Joseph Lister (1827-1912; an English surgeon who worked in Scotland) found Galen to be wrong on infections. Galen taught “infections is useful. The pus cleanses wounds and helps healing” (ibid, p.87). Lister was troubled that more than half of those with compound fractures died. He began to test antiseptics in treating such wounds. It worked. The death rate dropped [Note: Listerine mouthwash is named in honor of him].
Galen’s terminology is still used today. We say that one is in “good-humor” if he feels well, and is in “ill-humor” if he feels poorly. The term “humor” refers to fluids. Galen theorized that there were four fluids that must be in balance to feel good. Blood letting was based in part on this theory.
APPLICATION
1. “(Galen’s) books contained a curious mixture of fact, opinion and outright errors. With his usual cheerful self-confidence, Galen stated it all as fact. He did not keep apart what he knew as fact from what he merely believed to be true” (ibid, p.10).
We who teach should make a distinction. When we state an opinion, we should let folks know it is such (cf. Philemon 15).

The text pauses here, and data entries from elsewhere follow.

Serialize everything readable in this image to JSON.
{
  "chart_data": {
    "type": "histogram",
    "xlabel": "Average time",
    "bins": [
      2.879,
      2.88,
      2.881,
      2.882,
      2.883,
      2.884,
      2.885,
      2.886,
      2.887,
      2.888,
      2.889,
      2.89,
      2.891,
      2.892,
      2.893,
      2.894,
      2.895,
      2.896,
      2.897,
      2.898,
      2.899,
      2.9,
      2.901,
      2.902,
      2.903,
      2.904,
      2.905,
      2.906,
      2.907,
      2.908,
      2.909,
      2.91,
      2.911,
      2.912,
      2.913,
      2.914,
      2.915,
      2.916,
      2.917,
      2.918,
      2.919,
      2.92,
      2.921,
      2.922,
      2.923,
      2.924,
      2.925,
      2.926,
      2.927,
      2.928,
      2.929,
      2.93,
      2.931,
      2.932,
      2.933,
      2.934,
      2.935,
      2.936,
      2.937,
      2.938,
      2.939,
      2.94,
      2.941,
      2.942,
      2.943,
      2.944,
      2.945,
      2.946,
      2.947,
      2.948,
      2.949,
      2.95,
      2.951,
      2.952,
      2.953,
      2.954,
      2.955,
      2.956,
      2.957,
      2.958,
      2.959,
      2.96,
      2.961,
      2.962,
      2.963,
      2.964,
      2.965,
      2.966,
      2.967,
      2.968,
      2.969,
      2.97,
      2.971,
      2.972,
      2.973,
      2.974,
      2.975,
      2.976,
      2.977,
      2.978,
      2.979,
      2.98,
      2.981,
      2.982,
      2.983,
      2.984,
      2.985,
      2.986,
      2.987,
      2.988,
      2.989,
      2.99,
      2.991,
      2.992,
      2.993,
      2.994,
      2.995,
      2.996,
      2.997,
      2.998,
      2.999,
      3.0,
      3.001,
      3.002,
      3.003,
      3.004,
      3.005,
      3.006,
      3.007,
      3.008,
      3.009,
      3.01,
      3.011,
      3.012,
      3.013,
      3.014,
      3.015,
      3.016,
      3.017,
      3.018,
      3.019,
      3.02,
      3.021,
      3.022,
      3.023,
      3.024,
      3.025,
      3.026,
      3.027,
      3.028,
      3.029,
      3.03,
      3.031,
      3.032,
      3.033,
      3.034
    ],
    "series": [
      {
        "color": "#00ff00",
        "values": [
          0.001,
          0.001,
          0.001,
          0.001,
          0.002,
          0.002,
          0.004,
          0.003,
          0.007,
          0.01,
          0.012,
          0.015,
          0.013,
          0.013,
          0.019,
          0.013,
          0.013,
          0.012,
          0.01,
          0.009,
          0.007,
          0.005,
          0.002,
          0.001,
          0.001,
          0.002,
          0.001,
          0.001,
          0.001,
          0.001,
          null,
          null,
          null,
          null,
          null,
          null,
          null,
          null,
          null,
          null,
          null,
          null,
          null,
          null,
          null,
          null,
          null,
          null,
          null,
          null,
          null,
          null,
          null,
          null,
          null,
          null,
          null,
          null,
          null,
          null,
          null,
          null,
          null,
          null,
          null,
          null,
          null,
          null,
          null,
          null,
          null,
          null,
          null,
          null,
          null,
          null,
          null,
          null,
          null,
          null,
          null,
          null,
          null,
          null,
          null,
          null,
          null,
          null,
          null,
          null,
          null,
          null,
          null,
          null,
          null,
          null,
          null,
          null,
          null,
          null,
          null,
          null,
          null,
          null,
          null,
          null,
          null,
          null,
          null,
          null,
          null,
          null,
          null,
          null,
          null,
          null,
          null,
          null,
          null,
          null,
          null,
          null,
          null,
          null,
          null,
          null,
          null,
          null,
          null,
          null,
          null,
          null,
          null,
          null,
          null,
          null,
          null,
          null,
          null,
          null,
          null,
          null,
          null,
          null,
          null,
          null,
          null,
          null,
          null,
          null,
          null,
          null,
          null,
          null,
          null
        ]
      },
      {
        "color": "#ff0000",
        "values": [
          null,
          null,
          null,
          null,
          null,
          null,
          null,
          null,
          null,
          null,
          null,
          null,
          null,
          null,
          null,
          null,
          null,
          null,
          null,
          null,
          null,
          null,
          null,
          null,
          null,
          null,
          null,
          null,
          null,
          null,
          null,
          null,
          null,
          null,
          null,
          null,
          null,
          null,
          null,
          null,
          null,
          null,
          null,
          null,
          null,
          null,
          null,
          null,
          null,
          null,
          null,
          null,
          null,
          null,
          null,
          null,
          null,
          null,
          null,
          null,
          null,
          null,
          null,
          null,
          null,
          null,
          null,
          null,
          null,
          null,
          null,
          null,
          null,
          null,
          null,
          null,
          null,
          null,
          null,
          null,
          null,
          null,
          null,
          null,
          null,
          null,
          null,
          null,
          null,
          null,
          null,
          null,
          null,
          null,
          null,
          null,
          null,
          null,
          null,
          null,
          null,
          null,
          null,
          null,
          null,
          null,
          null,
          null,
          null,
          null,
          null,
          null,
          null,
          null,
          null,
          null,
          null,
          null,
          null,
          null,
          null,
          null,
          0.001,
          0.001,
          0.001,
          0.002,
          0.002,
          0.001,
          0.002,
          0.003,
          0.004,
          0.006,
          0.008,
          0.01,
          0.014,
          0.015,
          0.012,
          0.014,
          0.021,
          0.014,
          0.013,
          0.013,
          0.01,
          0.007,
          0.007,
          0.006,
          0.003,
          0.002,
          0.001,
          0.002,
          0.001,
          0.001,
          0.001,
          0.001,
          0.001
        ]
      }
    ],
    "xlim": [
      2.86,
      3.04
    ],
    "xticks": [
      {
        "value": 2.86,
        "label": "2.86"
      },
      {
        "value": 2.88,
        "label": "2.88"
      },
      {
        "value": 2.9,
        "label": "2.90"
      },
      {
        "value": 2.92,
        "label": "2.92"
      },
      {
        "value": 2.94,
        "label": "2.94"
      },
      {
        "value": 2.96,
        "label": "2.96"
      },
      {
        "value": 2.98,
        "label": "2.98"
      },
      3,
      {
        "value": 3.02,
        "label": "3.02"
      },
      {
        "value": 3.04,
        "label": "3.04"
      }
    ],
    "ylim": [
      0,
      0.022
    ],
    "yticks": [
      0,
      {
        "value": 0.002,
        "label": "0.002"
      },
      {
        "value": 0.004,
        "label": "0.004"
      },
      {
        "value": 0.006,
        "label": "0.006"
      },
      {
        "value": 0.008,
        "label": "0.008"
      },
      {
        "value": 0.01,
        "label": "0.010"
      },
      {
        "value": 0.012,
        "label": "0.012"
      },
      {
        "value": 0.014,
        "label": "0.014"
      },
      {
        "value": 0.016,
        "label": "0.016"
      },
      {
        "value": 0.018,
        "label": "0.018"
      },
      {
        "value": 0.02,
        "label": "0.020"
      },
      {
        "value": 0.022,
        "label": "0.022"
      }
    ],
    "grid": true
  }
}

2. We should never place too much confidence in men. We must do our own research (1 Thessalonians 5:21; Acts 17:11). God and His Word is our final authority, not man. Let us use commentaries for the evidence which they can provide, but not as popes with final authority.
3. Many in the Middle Ages spent too much time studying Galen and not enough studying the human body. We today can spend too much time studying what someone says about the Bible, and not enough studying the Bible itself. Read Acts 20:32; 1 Peter 2:2.